Спустя несколько месяцев я наконец дошел до того, что больше не рыдал в суде. Я подружился с девушкой по имени Кейтлин, у которой был мой адвокат, а значит, и мой график суда. Мы уставились на нелепую спортивную сумку Yves Saint Laurent одного юриста.

«Что это?» мы спросили друг друга. Это было настолько абсурдно неуместно в зале суда, так весело, что мы оба цеплялись за его образ, хихикая, пока нас не заткнул судебный пристав.

Пока я ждал, я с благоговением слушал рассказы других людей: о женщине, чей муж отдал машину своей любовнице; женщина возобновила свой охранный ордер, потому что, как только истек срок ее первого, бывший ее бывший перелез через стену, чтобы ворваться в ее квартиру на втором этаже.

Я подумал: «Слава богу, это не я». Я подумал: «Что, если это станет мне?»

Мой адвокат объяснил, что шериф не смог найти ответчика. Он переехал. Я разбирался в логистике, но все равно каждый раз спрашивал.Я хотел другого ответа.

Я никогда не узнаю, почему здесь была Кейтлин или что делал ее парень. Это не имело значения, но все же это было самым важным делом на свете.

В мой последний день судья рассмешил меня, высмеяв любовное письмо Ответчика с угрозами смерти за то, что оно было так ужасно написано. Что было забавно только потому, что ответчик называл себя писателем. Я встречался с ужасным писателем, который бил меня и присылал мне смертельные угрозы, которые были написаны ужаснее, чем какой-нибудь детский дневник.Я встречалась с неистовым учителем йоги. Это было похоже на большую шутку, за исключением того, что это была моя жизнь.

К тому времени я уже мог смеяться, потому что у меня полностью открылась челюсть; это было почти как моя старая челюсть, так же как мое лицо было почти моим старым лицом, и мои ребра были почти моими старыми ребрами, а моя спина почти моей старой спиной.

В отсутствие ответчика судья наконец предоставил мне двухлетний судебный приказ о защите; Кейтлин тоже достала свой.

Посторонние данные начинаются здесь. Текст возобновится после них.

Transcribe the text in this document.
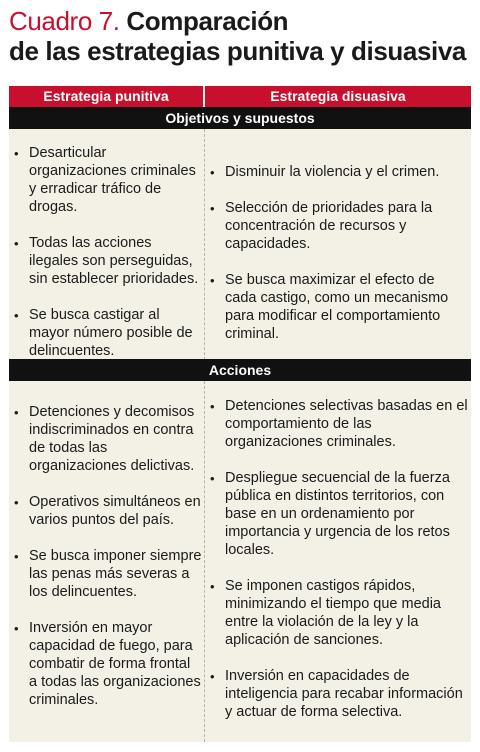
Cuadro 7. Comparación
de las estrategias punitiva y disuasiva
Estrategia punitiva	Estrategia disuasiva
Objetivos y supuestos
• Desarticular organizaciones criminales y erradicar tráfico de drogas.
• Todas las acciones ilegales son perseguidas, sin establecer prioridades.
• Se busca castigar al mayor número posible de delincuentes.
• Disminuir la violencia y el crimen.
• Selección de prioridades para la concentración de recursos y capacidades.
• Se busca maximizar el efecto de cada castigo, como un mecanismo para modificar el comportamiento criminal.
Acciones
• Detenciones y decomisos indiscriminados en contra de todas las organizaciones delictivas.
• Operativos simultáneos en varios puntos del país.
• Se busca imponer siempre las penas más severas a los delincuentes.
• Inversión en mayor capacidad de fuego, para combatir de forma frontal a todas las organizaciones criminales.
• Detenciones selectivas basadas en el comportamiento de las organizaciones criminales.
• Despliegue secuencial de la fuerza pública en distintos territorios, con base en un ordenamiento por importancia y urgencia de los retos locales.
• Se imponen castigos rápidos, minimizando el tiempo que media entre la violación de la ley y la aplicación de sanciones.
• Inversión en capacidades de inteligencia para recabar información y actuar de forma selectiva.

Когда мы попрощались в коридоре, я добавил: «Я больше не хочу тебя здесь видеть!» как я дал ей пять.Я всегда был слезливым; она как минимум на десять лет моложе, но все время была стойкой. Но теперь ее глаза стали остекленевшими, и она сказала: «Ты единственный человек здесь, кто когда-либо разговаривал со мной».

Я вышел из зала суда на столько солнечного света, сжимая свой хрупкий лист бумаги, который я добавил в папку толщиной в несколько дюймов, которую я уже накопил на ответчике.

Все понравилось. Это чувство длилось недолго; вернется бессонница, рвота, приступы паники и ночные кошмары.Но прямо тогда мне нравились обертки от фаст-фуда в сточной канаве, и голуби, устроившиеся на балках моста, и река, отбрасывающая солнечные волны на рябь, и скрипящие рельсы, когда поезд несся над головой, унося людей в ответственные места. нравится работа. Я не вздрогнул, когда на перекрестке проехало такси; Я не почувствовал, как мой пульс в ушах громче стучит, когда незнакомец стоял плечом к плечу со мной на пешеходном переходе, ожидая, когда изменится свет.